Durante el último mes y medio he estado de baja por prescripción médica. Para poder aislarme del ruido digital y descansar, lo que en la jerga digital se llama “tocar hierba”, me desinstalé la aplicación de Twitter e Instagram de mi teléfono. Durante este paréntesis autoimpuesto no he vivido ajena a las polémicas que han marcado las emociones diarias de la red: todas me han llegado a través de enlaces a tuits sonrojantes o ingeniosos en WhatsApp. No soy tan privilegiada como para desinstalarme ese servicio de mensajería. De esa app solo pueden desentenderse los auténticos ricos de nuestro tiempo (tirando a egoístas): personas que delegan sus responsabilidades como hijo, amigo, padre de la AFA o vecino de la escalera a otra subalterna que da la cara por ella en esos rincones esenciales para vivir en comunidad.

Llevo el suficiente tiempo interseccionando con la esfera digital como para saber que es imposible que nuestra personalidad se moldee ajena a lo que pasa en nuestras pantallas. A estas alturas de la partida, nadie con dos dedos de frente defendería que existe un yo digital separado de nuestro yo analógico. Pero, al menos, durante este lapso, intenté dejar de ser una persona SWIM. Lo aprendí leyendo Desconexión (Alpha Decay, 2023), un ensayo donde la periodista irlandesa Roisin Kiberd, a sus 33 años, narra todo lo que le pasó cuando intentó curarse de internet porque la red se había comido su vida. O como ella misma escribe: “Tuve que perder la cabeza para escribir este libro”.

En 2016, cuando Donald Trump y otros extremistas políticos dinamitaron para siempre el tono y forma de la conversación, Kiberd tuvo una crisis mental. Llevaba años escribiendo sobre la supuesta confluencia entre la vida analógica y la digital, pero lo que pasaba en su pantalla se volvió demasiado real: “Todo lo que veía en la red era tan extremo como mis sentimientos. Vi confirmados todos mis temores; en internet, no solo nos vigilan los cuerpos del Estado. También nos vigilamos los unos a los otros. Todos tus amigos intentan darte envidia. Los hombres odian a las mujeres, y las mujeres odian a los hombres. En resumidas cuentas, todos nos odiamos los unos a los otros, quizá no en la vida real, pero sí en internet, que empezaba a parecer lo mismo”, cuenta en su prólogo.
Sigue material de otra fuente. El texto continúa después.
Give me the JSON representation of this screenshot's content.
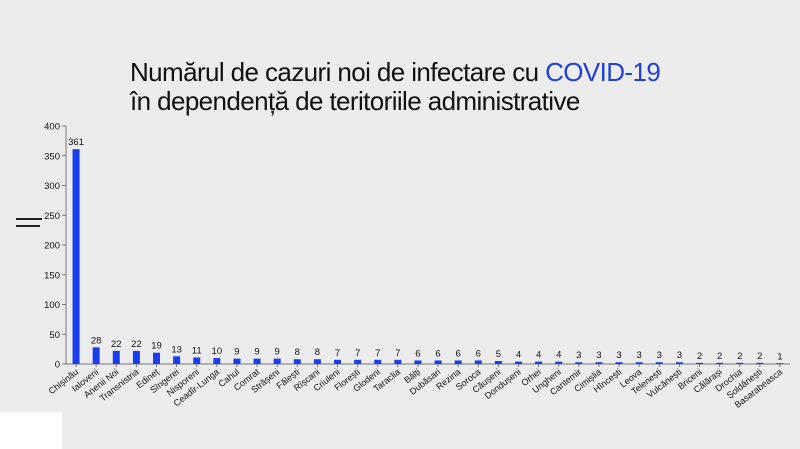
{
  "title": {
    "line1_prefix": "Numărul de cazuri noi de infectare cu ",
    "line1_accent": "COVID-19",
    "line2": "în dependență de teritoriile administrative"
  },
  "colors": {
    "bar": "#1a3df0",
    "accent": "#1f3fd8",
    "background": "#ececec"
  },
  "chart_data": {
    "type": "bar",
    "title": "Numărul de cazuri noi de infectare cu COVID-19 în dependență de teritoriile administrative",
    "categories": [
      "Chișinău",
      "Ialoveni",
      "Anenii Noi",
      "Transnistria",
      "Edineț",
      "Sîngerei",
      "Nisporeni",
      "Ceadîr-Lunga",
      "Cahul",
      "Comrat",
      "Strășeni",
      "Fălești",
      "Rîșcani",
      "Criuleni",
      "Florești",
      "Glodeni",
      "Taraclia",
      "Bălți",
      "Dubăsari",
      "Rezina",
      "Soroca",
      "Căușeni",
      "Dondușeni",
      "Orhei",
      "Ungheni",
      "Cantemir",
      "Cimișlia",
      "Hîncești",
      "Leova",
      "Telenești",
      "Vulcănești",
      "Briceni",
      "Călărași",
      "Drochia",
      "Șoldănești",
      "Basarabeasca"
    ],
    "values": [
      361,
      28,
      22,
      22,
      19,
      13,
      11,
      10,
      9,
      9,
      9,
      8,
      8,
      7,
      7,
      7,
      7,
      6,
      6,
      6,
      6,
      5,
      4,
      4,
      4,
      3,
      3,
      3,
      3,
      3,
      3,
      2,
      2,
      2,
      2,
      1
    ],
    "ylim": [
      0,
      400
    ],
    "yticks": [
      0,
      50,
      100,
      150,
      200,
      250,
      300,
      350,
      400
    ],
    "xlabel": "",
    "ylabel": "",
    "grid": false,
    "legend": "none"
  }
}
Kiberd dice que entendió que vivía anestesiada, atrapada en un cuerpo al borde de la extenuación. Le atormentaba la idea de que en las redes sociales todos parecían personas coherentes menos ella. Sentía que su incapacidad para estar segura de sí misma, como hacía el resto en sus cronologías, era un defecto incurable. Había dejado de creer que tenía una vida. Se convirtió en una persona SWIM.
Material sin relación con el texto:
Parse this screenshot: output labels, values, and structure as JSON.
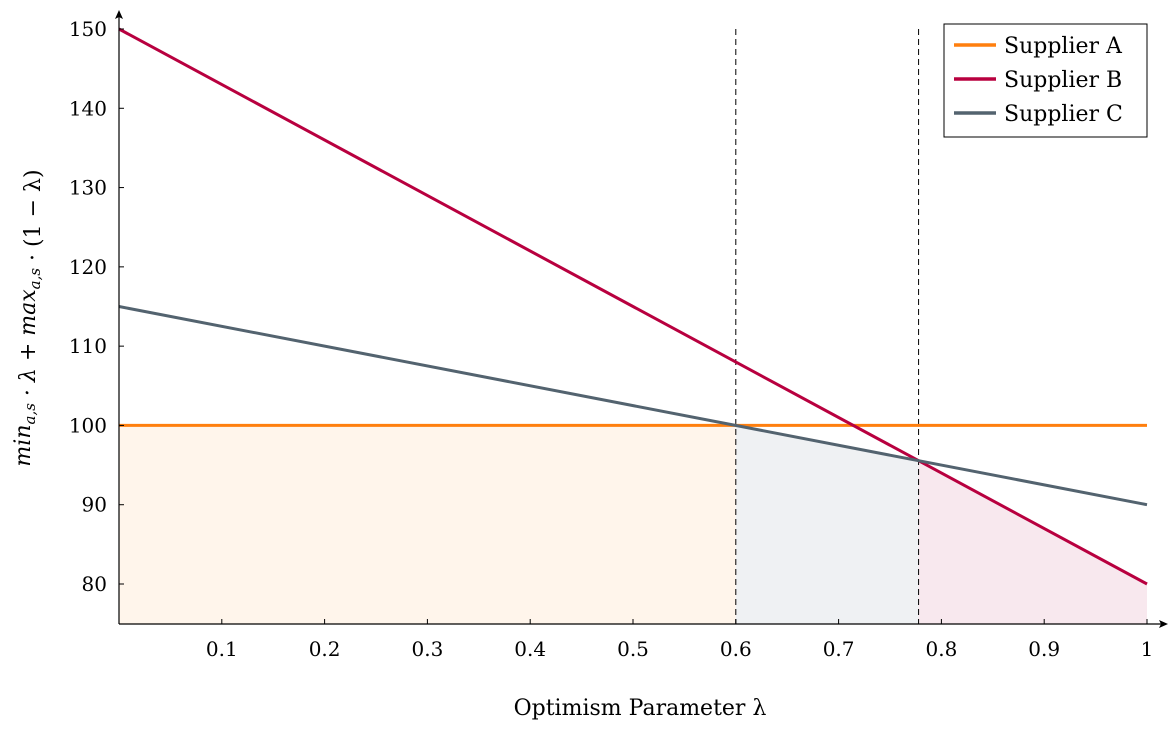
{
  "chart_data": {
    "type": "line",
    "title": "",
    "xlabel": "Optimism Parameter λ",
    "ylabel": "min_{a,s} · λ + max_{a,s} · (1 − λ)",
    "xlim": [
      0,
      1
    ],
    "ylim": [
      75,
      150
    ],
    "x_ticks": [
      "0.1",
      "0.2",
      "0.3",
      "0.4",
      "0.5",
      "0.6",
      "0.7",
      "0.8",
      "0.9",
      "1"
    ],
    "y_ticks": [
      "80",
      "90",
      "100",
      "110",
      "120",
      "130",
      "140",
      "150"
    ],
    "grid": false,
    "legend_position": "top-right",
    "series": [
      {
        "name": "Supplier A",
        "color": "#ff7f0e",
        "x": [
          0,
          1
        ],
        "y": [
          100,
          100
        ]
      },
      {
        "name": "Supplier B",
        "color": "#b8003f",
        "x": [
          0,
          1
        ],
        "y": [
          150,
          80
        ]
      },
      {
        "name": "Supplier C",
        "color": "#53636f",
        "x": [
          0,
          1
        ],
        "y": [
          115,
          90
        ]
      }
    ],
    "vertical_dashed_lines": [
      0.6,
      0.7778
    ],
    "shaded_regions": [
      {
        "series": "Supplier A",
        "from": 0,
        "to": 0.6,
        "color": "#fff5eb"
      },
      {
        "series": "Supplier C",
        "from": 0.6,
        "to": 0.7778,
        "color": "#eff1f3"
      },
      {
        "series": "Supplier B",
        "from": 0.7778,
        "to": 1,
        "color": "#f8e8ee"
      }
    ]
  }
}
Por sus siglas en inglés, SWIM es un acrónimo de “alguien que no soy yo”. Es una palabra clave en foros de drogas y actos que flirtean con la ilegalidad. “Yo no tramaba nada bueno; estaba informándome sobre lo que necesitaba para una sobredosis”, escribe. Se tomó un surtido de analgésicos que bajó con ron barato. Sobrevivió.

No hace falta tocar fondo, pero es muy fácil convertirse en una persona SWIM. Así me sentí cuando, para escribir esta columna, abrí la pestaña de Twitter de mi ordenador. Allí vi a un montón de gente con la que antes me reía recuperando el resentimiento político del nacionalismo más esencialista de hace unos años para desprestigiar el trabajo de la izquierda en la resaca poselectoral. Salí como quien abandona una fiesta porque percibe una vibración envenenada. Guardé en borradores respuestas exaltadas. Efectivamente, no tramaba nada bueno. Me estaba convirtiendo en alguien que, creo, no soy yo.